Flash Online Volume 13, No. 1, Winter 1998

Memoirs mark 50 years

 
Electronic Media Center
Margaret Spang

A Few women pursued journalism careers when Margaret Ray Spang graduated from the University of Oregon in 1938. In memoirs spanning a 50-year career, Spang recalls how World War II opened up opportunities that led her to become the first female copy editor at The Oregonian in 1945.

While attending the U of O, Spang wrote a Lane County Courthouse column for the Cottage Grove Sentinel and worked as a copy editor at the Oregon Daily Emerald. Still, she had a hard time landing her first reporting job. "In our resumes most of the women offered to be secretaries since reporting jobs were seldom available," she writes in memoirs donated recently to the School of Journalism and Communication. She didn't get a job offer until her father put in a word with the Springfield News publisher.

She went on to work at The Register-Guard, where a high point was interviewing Eleanor Roosevelt. Early in 1942, Spang became news editor at the Astorian-Budget. There she joined the pressman, typesetters, and reporters taking a swig of Southern Comfort each day when the presses rolled. "Had it not been for the war it would have been doubtful if I could ever have climbed to such a responsible position, but like Rosie the Riveter, it gave women a chance to prove themselves," she writes.

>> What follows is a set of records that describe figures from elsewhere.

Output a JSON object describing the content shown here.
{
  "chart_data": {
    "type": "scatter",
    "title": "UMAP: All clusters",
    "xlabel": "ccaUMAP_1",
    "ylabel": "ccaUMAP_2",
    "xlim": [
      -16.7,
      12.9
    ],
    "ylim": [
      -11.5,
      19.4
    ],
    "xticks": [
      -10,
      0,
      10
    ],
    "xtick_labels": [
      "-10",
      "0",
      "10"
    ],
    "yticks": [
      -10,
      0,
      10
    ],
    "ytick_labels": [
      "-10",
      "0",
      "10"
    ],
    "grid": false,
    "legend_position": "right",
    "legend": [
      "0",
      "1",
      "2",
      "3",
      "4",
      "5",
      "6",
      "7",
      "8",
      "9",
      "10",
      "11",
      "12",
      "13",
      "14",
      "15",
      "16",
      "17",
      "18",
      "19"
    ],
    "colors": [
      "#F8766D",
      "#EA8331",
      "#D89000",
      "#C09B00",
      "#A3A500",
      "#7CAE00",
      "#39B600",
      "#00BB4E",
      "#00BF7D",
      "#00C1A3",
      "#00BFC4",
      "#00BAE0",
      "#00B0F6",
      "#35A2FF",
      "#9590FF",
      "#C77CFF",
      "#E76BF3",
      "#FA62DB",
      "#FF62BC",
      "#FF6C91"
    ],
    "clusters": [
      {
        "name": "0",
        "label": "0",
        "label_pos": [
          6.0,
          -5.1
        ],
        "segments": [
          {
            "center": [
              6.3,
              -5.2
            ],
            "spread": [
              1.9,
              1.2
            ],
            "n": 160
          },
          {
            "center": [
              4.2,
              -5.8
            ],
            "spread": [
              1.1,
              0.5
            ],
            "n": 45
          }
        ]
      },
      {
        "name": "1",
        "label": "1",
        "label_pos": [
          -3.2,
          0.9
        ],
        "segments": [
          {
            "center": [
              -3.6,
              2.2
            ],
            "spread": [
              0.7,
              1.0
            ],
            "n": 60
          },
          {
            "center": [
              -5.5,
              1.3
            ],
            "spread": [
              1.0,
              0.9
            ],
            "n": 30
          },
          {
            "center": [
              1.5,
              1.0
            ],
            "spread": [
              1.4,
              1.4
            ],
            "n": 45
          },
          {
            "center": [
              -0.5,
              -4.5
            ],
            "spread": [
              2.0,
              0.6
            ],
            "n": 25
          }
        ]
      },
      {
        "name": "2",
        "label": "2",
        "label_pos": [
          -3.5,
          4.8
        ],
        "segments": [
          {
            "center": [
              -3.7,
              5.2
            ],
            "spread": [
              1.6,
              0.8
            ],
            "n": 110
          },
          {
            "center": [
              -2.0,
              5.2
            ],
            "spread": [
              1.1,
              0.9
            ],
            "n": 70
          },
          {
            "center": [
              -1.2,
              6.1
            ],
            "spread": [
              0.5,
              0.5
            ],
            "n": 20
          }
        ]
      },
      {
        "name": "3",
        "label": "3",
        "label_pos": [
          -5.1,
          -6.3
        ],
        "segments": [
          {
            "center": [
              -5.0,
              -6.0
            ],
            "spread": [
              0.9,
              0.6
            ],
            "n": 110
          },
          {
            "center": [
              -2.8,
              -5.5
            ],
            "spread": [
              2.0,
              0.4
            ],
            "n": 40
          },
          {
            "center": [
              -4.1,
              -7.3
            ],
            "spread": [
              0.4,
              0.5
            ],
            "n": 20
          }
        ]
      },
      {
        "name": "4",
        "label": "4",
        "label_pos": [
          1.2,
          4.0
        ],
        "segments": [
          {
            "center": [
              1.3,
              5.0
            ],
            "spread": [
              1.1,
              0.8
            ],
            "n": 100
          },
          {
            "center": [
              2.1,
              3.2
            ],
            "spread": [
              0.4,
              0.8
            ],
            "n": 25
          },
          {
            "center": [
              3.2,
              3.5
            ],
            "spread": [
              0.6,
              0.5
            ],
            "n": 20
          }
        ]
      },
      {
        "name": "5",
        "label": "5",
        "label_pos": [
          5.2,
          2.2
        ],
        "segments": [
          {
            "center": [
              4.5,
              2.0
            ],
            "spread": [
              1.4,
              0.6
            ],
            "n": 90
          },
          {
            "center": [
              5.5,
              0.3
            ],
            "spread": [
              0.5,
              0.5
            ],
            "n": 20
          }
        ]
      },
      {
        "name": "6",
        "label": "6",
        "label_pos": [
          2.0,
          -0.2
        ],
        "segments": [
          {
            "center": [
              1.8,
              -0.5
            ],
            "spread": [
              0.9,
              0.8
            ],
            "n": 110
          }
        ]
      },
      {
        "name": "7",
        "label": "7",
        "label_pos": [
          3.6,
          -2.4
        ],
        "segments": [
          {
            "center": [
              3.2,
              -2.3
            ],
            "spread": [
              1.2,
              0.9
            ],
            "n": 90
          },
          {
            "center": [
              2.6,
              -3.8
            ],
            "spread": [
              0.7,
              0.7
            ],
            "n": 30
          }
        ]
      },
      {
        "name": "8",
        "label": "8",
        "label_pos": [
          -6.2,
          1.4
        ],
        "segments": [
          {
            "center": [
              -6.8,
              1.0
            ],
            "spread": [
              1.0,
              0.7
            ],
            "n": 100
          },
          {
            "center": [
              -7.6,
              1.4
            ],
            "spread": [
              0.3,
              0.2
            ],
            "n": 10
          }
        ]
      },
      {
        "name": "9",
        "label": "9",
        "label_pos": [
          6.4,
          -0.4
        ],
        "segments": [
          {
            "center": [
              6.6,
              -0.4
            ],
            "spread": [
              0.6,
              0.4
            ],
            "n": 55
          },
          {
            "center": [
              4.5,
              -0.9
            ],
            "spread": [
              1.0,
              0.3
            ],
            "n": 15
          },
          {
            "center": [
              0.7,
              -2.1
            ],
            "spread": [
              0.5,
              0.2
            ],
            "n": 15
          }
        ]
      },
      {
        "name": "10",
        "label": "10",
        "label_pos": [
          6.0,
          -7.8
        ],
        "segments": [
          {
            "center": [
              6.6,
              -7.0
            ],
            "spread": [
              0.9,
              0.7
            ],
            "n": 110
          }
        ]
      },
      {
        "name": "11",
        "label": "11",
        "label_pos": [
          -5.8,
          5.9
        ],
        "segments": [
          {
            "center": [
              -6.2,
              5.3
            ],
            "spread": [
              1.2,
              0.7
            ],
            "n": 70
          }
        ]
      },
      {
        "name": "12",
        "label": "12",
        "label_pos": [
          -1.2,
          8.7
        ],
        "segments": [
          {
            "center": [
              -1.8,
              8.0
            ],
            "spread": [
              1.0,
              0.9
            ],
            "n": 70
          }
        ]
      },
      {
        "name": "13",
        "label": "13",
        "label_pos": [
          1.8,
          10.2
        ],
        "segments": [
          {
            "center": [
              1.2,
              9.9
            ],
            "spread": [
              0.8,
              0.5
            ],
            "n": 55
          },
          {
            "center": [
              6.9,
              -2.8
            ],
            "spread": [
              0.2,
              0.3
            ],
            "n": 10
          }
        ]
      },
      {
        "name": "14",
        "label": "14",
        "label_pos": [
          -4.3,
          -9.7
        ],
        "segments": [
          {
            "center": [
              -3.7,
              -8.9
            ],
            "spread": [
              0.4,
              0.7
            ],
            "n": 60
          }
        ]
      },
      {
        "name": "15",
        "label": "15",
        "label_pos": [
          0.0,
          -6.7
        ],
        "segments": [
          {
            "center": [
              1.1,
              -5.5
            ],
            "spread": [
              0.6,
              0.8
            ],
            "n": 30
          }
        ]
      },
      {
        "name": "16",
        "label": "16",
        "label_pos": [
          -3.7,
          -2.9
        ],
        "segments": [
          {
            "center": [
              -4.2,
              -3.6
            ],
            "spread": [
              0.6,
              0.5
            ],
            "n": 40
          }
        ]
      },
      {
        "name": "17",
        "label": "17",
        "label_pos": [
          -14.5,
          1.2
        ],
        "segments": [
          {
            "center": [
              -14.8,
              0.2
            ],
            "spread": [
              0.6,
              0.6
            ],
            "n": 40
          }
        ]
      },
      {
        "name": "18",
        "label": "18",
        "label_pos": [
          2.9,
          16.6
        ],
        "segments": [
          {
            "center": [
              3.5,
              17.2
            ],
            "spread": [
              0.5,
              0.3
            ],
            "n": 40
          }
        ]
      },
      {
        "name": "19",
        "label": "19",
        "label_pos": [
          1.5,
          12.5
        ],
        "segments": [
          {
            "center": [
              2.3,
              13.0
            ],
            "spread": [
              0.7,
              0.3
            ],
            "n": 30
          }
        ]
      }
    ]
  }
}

She first joined The Oregonian as a general assignment reporter in 1945. She was a full-time copy editor at the paper for five years and later joined strikers publishing their own paper for three years after The Oregonian was sold in the late 1950s. She worked in public relations for the Portland County School District and then was an editor/education reporter at the Washington County News-Times for 11 years. Spang served on the Forest Grove City Council while working for the weekly News-Times. Her last job was with the Hillsboro Argus, where she worked until retiring in 1986.